出这声轻叹的正是那个国字脸、浓眉毛的中年男子。只见他缓缓地向前走去,每一步都显得那么沉重而坚定,最终停在了方舟的边缘处。他静静地伫立着,目光凝视着前方不远处的那一团光芒,眼神中透露出一种难以言喻的情感。
过了许久,中年男子终于开口说道“小师弟……”他的声音低沉而富有磁性,仿佛带着岁月的沧桑和无尽的思念。
就在这时,原本平静的光团突然剧烈地颤抖起来,似乎被某种力量所触动。紧接着,一个略带沙哑的嗓音从光团中传出“你……还记得我?”
“记得。”中年男人的声音很平静,“你刚来的时候,是我带你去领的袍子。你那时候话很少,总是一个人坐在角落里。我以为你不合群,后来才知道——你不是不合群,是害怕。”
“害怕什么?”
“害怕喜欢上这里。”中年男人说,“害怕喜欢上这些人,然后失去。”
光团里的人形沉默了。
“你一直比别人想得多。”中年男人继续说,“别人抓情绪,就是抓情绪。你抓情绪的时候,会想‘为什么要抓’‘抓了之后会怎样’‘有没有更好的办法’。我们说你钻牛角尖,你说我们在逃避。”
“你是对的。”
“我们是逃避。因为那些问题太难了,想不明白。你不一样,你想得明白。但你想明白之后,走的那条路,我们走不了。”
光团里的人形抬起头。
“你恨我吗?”
中年男人沉默了一会儿。
“恨过。”他说,“关在这里的第一百年,天天恨。第二百年,恨少了点,多了些别的。第三百年,开始想——你要是没走那条路,会是什么样子?”
“第五百年,我想明白了。你要是没走那条路,就不是你了。”
他笑了笑。
“小师弟,你还是回来吧。”
光团剧烈地抖起来。
那个人形蜷缩得更紧了,但抖得更厉害了。它在哭吗?还是在笑?看不清,听不见。
小禧转身,看着星回。
星回的眼神还是迷茫的,但他点了点头。
“你的决定。

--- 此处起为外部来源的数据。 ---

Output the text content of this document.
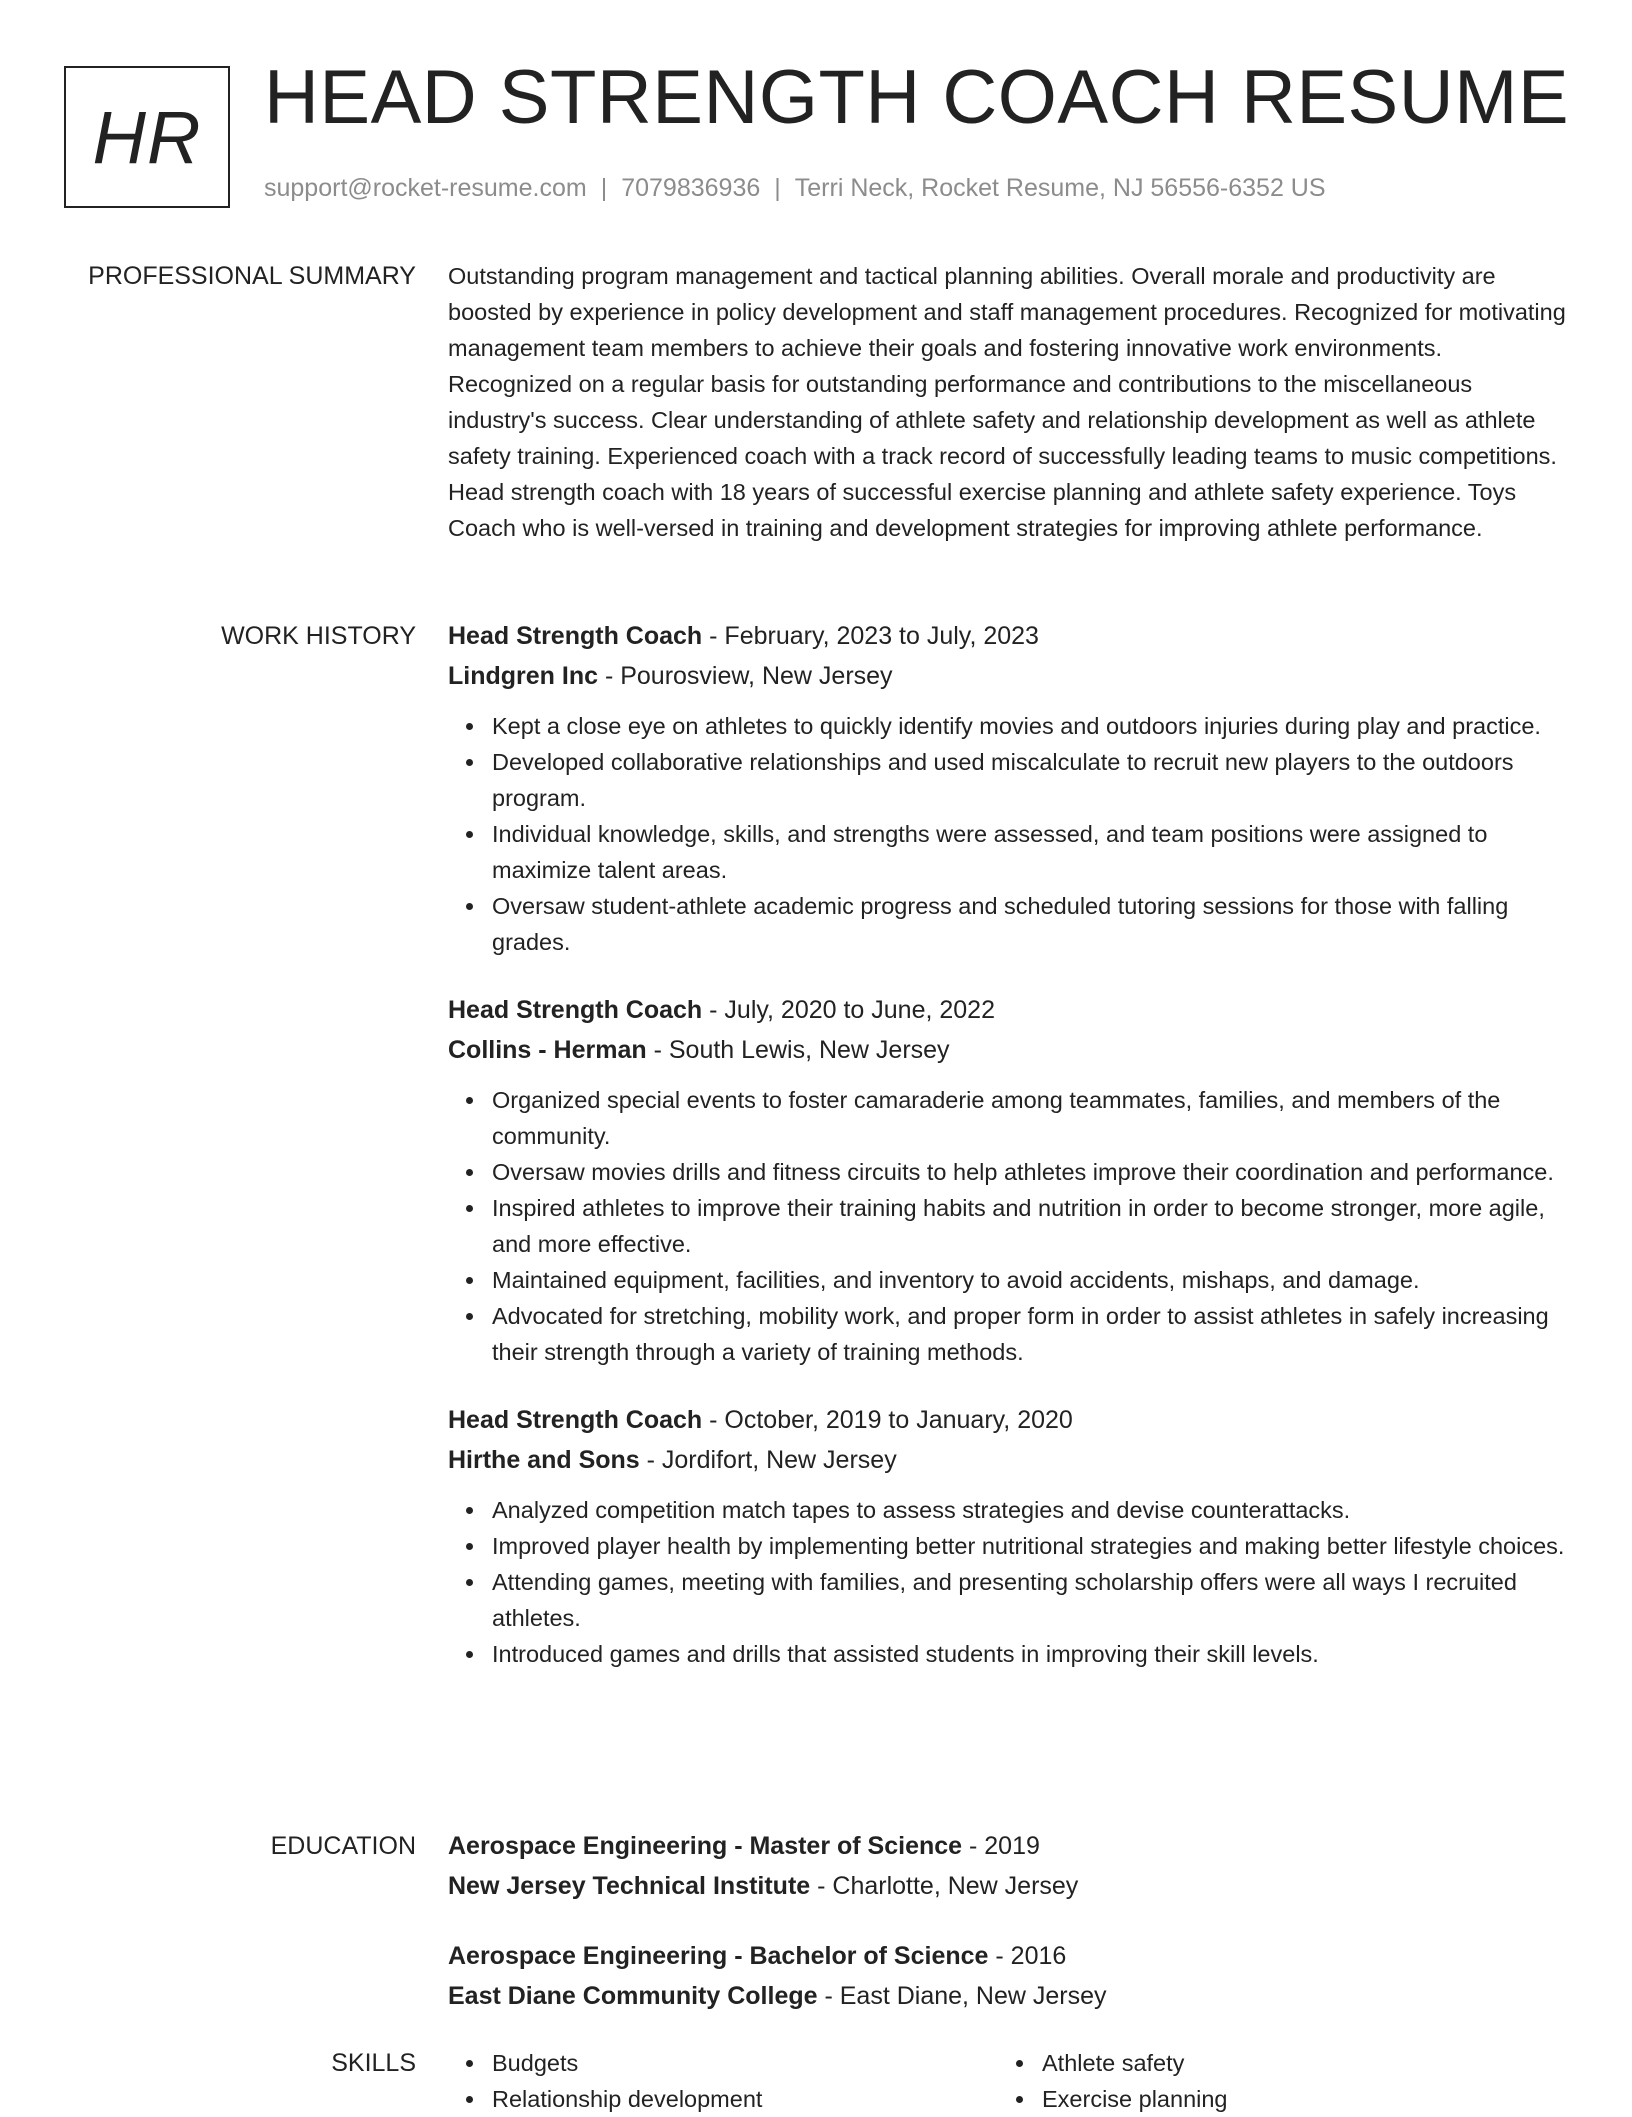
HR HEAD STRENGTH COACH RESUME
support@rocket-resume.com | 7079836936 | Terri Neck, Rocket Resume, NJ 56556-6352 US
PROFESSIONAL SUMMARY Outstanding program management and tactical planning abilities. Overall morale and productivity are boosted by experience in policy development and staff management procedures. Recognized for motivating management team members to achieve their goals and fostering innovative work environments. Recognized on a regular basis for outstanding performance and contributions to the miscellaneous industry's success. Clear understanding of athlete safety and relationship development as well as athlete safety training. Experienced coach with a track record of successfully leading teams to music competitions. Head strength coach with 18 years of successful exercise planning and athlete safety experience. Toys Coach who is well-versed in training and development strategies for improving athlete performance.

WORK HISTORY Head Strength Coach - February, 2023 to July, 2023
Lindgren Inc - Pourosview, New Jersey
Kept a close eye on athletes to quickly identify movies and outdoors injuries during play and practice.
Developed collaborative relationships and used miscalculate to recruit new players to the outdoors program.
Individual knowledge, skills, and strengths were assessed, and team positions were assigned to maximize talent areas.
Oversaw student-athlete academic progress and scheduled tutoring sessions for those with falling grades.
Head Strength Coach - July, 2020 to June, 2022
Collins - Herman - South Lewis, New Jersey
Organized special events to foster camaraderie among teammates, families, and members of the community.
Oversaw movies drills and fitness circuits to help athletes improve their coordination and performance.
Inspired athletes to improve their training habits and nutrition in order to become stronger, more agile, and more effective.
Maintained equipment, facilities, and inventory to avoid accidents, mishaps, and damage.
Advocated for stretching, mobility work, and proper form in order to assist athletes in safely increasing their strength through a variety of training methods.
Head Strength Coach - October, 2019 to January, 2020
Hirthe and Sons - Jordifort, New Jersey
Analyzed competition match tapes to assess strategies and devise counterattacks.
Improved player health by implementing better nutritional strategies and making better lifestyle choices.
Attending games, meeting with families, and presenting scholarship offers were all ways I recruited athletes.
Introduced games and drills that assisted students in improving their skill levels.
EDUCATION Aerospace Engineering - Master of Science - 2019
New Jersey Technical Institute - Charlotte, New Jersey
Aerospace Engineering - Bachelor of Science - 2016
East Diane Community College - East Diane, New Jersey
SKILLS	Budgets
Relationship development
Athlete safety
Exercise planning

”他说。
小禧想起很久以前的事。
那时候她还小,跟着父亲住在聚居地。有一天,父亲捡回来一只受伤的鸟。翅膀断了,腿也折了,眼看活不成。邻居说,杀了吃吧,反正也救不活。父亲摇头,把鸟带回家,用布条把翅膀和腿绑好,每天喂水喂食。
鸟活了。
后来它飞走了。父亲站在门口,看着它飞远,什么也没说。
小禧问“为什么要救它?它又不能报答你。”
父亲低头看她,笑了笑。
“任何生命都有权寻求完整。”他说,“鸟想飞,我们让它飞。人想活,我们让人活。这是规矩。”
小禧那时候不懂。现在懂了。
她转向那团光。
“你可以进去。”她说,指着方舟。
光团里的人形猛地抬起头。
“方舟里,都是你的同门。他们愿意让你进去。至于以后——你想回本体那里,还是想留下来,那是你的事。”
光团抖得更厉害了。
“我……”它的声音断断续续,“我……”
中年男人伸出手。
那只手从方舟里探出来,伸向光团。不是实体,是意识的投影,但很清晰,很稳。
“来。”他说。
光团飘起来。
它飘得很慢,很轻,像是怕惊动什么。飘过小禧身边时,停了一下。
那两个小小的光点看着她。
“谢谢。”它说。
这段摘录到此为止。